Using context variables to use different datasets at execution time - Cloud

Talend Cloud Pipeline Designer User Guide

Version
Cloud
Language
English
Product
Talend Cloud
Module
Talend Pipeline Designer
Content
Administration and Monitoring > Monitoring executions
Administration and Monitoring > Monitoring logs
Data Governance > Filtering data
Data Quality and Preparation > Filtering data
Data Quality and Preparation > Managing datasets
Deployment > Deploying > Executing Pipelines
Design and Development > Designing Pipelines
Last publication date
2024-02-09

In this scenario context variables are added to override both datasets that are used as source and destination at execution time.

A pipeline shows an HTTP client dataset with a context variable as the pipeline source, a Filter processor, and a BigQuery dataset with a context variable as the pipeline destination.

Before you begin

  • You have previously created a connection to the system storing your source data, here an HTTP Client connection.

    The Base URL of the connection is: https://datausa.io/

  • You have previously added the dataset holding your source data.

    Here, United States public data including population statistics.

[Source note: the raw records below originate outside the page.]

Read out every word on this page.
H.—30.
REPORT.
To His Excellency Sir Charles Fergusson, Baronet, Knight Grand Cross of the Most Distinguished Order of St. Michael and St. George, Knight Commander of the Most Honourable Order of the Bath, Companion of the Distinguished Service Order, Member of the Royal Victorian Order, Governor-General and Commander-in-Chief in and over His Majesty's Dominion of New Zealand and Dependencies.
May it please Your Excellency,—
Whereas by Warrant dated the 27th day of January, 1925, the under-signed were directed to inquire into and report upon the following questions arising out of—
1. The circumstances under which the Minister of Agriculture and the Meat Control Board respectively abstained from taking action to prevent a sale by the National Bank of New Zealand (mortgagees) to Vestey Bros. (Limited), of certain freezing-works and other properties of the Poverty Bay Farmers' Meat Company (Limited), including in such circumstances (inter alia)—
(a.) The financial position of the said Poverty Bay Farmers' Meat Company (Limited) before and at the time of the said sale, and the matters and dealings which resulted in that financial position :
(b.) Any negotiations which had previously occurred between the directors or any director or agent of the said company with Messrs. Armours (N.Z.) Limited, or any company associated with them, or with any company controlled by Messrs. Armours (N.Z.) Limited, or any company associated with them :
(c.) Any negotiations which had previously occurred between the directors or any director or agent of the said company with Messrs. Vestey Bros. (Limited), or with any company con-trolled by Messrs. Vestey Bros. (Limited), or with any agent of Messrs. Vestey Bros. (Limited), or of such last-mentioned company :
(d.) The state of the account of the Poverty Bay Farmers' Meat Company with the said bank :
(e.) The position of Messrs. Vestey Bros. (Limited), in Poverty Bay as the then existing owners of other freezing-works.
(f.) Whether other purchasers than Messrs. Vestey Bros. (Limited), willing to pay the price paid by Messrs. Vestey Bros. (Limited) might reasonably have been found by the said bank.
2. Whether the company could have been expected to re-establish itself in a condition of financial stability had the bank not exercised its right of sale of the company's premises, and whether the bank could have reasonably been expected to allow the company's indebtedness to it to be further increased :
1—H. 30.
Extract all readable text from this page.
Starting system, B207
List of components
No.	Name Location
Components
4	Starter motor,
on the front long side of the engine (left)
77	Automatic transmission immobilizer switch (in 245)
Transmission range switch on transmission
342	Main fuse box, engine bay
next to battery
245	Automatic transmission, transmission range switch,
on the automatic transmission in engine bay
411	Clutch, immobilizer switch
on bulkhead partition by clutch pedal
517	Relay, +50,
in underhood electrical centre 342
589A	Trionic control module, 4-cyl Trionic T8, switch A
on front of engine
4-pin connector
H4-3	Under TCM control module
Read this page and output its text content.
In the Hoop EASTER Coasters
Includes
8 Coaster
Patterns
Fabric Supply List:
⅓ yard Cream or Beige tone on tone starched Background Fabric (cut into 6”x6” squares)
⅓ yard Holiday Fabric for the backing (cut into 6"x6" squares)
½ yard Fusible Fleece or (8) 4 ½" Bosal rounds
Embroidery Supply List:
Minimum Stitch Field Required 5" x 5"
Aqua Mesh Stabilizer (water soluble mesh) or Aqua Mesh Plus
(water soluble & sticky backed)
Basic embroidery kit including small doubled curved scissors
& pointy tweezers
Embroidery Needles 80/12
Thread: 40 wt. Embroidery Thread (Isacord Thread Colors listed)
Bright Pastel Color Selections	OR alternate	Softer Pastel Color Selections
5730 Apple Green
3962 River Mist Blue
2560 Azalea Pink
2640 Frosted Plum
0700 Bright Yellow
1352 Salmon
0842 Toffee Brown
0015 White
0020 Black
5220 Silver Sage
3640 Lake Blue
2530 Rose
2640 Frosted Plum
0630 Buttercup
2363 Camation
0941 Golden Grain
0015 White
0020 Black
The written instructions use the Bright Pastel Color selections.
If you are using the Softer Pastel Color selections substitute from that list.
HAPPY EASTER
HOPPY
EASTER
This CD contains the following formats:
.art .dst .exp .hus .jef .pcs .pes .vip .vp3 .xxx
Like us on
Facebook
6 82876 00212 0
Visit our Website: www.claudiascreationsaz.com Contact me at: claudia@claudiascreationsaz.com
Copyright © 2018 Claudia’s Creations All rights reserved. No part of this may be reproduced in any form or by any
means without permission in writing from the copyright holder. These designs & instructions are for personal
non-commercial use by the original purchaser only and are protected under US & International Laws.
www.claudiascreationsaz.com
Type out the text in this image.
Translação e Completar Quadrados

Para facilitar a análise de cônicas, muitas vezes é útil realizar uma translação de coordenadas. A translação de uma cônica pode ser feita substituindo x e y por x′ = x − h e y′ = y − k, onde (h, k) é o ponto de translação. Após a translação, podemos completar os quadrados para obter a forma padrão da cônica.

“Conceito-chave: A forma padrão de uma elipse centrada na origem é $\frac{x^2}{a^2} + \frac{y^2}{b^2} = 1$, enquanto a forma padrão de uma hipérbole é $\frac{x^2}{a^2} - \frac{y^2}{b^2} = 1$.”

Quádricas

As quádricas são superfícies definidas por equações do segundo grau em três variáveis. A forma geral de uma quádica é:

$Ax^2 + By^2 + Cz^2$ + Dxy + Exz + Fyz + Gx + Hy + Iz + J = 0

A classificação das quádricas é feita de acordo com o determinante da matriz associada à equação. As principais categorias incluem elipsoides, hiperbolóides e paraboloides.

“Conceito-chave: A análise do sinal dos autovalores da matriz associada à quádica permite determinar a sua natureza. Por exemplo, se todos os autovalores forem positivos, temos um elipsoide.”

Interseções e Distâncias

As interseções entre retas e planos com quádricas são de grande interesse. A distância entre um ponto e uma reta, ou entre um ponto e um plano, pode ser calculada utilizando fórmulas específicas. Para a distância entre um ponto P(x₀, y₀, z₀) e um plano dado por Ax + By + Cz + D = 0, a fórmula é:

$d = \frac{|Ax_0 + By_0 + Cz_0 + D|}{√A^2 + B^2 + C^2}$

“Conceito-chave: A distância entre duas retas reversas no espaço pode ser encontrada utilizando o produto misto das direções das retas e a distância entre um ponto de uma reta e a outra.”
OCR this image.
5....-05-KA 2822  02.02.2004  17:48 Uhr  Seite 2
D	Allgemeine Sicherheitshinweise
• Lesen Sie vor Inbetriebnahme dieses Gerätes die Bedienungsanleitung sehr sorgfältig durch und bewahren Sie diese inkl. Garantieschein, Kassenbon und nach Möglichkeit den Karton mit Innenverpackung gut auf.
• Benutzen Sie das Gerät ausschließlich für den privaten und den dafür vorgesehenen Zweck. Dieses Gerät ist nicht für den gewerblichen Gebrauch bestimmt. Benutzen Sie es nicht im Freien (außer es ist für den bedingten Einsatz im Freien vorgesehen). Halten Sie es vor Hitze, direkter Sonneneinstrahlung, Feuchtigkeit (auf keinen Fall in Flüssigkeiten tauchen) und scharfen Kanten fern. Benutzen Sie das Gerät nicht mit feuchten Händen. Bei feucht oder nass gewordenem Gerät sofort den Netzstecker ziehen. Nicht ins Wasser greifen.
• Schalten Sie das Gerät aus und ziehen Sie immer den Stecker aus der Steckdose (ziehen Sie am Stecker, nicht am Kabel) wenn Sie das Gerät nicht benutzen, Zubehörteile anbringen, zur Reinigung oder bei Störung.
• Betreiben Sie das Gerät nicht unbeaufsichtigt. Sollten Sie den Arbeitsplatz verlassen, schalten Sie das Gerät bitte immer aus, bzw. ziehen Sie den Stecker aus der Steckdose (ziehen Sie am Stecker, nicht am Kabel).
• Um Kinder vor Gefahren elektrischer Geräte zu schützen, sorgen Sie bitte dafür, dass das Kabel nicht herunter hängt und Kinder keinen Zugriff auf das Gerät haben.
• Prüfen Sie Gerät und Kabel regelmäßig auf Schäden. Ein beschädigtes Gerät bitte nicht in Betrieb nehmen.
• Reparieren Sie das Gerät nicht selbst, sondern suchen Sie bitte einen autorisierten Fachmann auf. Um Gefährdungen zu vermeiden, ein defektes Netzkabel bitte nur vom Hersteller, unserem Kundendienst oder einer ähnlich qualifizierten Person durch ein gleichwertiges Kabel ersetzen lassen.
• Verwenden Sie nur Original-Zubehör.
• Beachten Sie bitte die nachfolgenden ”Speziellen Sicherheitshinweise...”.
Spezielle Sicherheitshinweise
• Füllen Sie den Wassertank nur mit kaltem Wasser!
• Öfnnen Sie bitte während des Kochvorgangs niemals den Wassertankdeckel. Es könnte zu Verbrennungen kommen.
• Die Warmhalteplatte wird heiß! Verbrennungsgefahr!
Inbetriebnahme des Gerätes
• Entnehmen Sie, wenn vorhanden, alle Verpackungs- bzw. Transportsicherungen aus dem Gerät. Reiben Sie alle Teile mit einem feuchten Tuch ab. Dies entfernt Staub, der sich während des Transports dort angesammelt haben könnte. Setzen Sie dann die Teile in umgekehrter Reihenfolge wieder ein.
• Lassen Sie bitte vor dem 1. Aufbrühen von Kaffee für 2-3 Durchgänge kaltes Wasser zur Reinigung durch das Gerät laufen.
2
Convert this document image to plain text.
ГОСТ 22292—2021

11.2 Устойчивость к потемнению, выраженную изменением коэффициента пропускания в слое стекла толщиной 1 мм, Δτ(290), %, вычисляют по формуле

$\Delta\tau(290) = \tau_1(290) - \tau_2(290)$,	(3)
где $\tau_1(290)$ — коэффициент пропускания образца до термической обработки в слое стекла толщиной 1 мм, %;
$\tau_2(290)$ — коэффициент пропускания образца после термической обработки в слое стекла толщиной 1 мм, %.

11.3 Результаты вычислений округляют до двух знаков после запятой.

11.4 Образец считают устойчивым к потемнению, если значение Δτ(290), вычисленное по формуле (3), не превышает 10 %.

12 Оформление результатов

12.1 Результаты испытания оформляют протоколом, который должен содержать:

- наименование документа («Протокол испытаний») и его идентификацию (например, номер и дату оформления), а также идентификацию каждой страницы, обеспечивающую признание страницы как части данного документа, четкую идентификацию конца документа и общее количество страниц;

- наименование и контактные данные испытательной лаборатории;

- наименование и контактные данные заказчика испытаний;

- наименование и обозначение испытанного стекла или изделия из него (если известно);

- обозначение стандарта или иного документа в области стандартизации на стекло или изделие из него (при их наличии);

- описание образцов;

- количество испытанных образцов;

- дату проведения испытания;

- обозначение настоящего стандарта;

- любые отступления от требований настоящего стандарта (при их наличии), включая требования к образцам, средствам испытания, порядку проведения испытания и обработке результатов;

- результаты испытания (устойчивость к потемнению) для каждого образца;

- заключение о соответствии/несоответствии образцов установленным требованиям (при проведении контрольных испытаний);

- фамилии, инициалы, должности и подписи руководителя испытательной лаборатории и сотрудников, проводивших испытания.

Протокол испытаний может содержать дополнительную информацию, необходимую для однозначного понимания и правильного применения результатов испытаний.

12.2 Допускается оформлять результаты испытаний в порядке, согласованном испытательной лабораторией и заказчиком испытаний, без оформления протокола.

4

    The HTTP Client dataset properties are:
    • HTTP method: GET
    • Path: /api/data
    • Query parameters: Name: drilldowns Value: Nation; Name: measures Value: Population
    • Response body format: JSON
    • Extract a sub-part of the response: .data
    • Returned content: Body
  • You also have created the destination connection, here a Google BigQuery connection and a BigQuery dataset named Nation_statistics. This BigQuery table will be created at execution time and will contain US statistics per year.

Procedure

  1. Click Add pipeline on the Pipelines page. Your new pipeline opens.
  2. Give the pipeline a meaningful name.

    Example

    Filter US population stats on year >=2015
  3. Click ADD SOURCE to open the panel allowing you to select your source data, here get US stats.
  4. Select your dataset and click Select in order to add it to the pipeline.
    Rename it if needed.
  5. Click Plus and add a Filter processor to the pipeline. The Configuration panel opens.
  6. Give a meaningful name to the processor; filter on year >= 2015 for example.
  7. In the Filter area:
    1. Select .ID_Year in the Input area, as you want to filter the records corresponding to the year in which data has been collected.
    2. Select None in the Optionally select a function to apply list, >= in the Operator list and type in 2015 in the Value list as you want to filter on statistics collected after the year 2015.
  8. Click Save to save your configuration.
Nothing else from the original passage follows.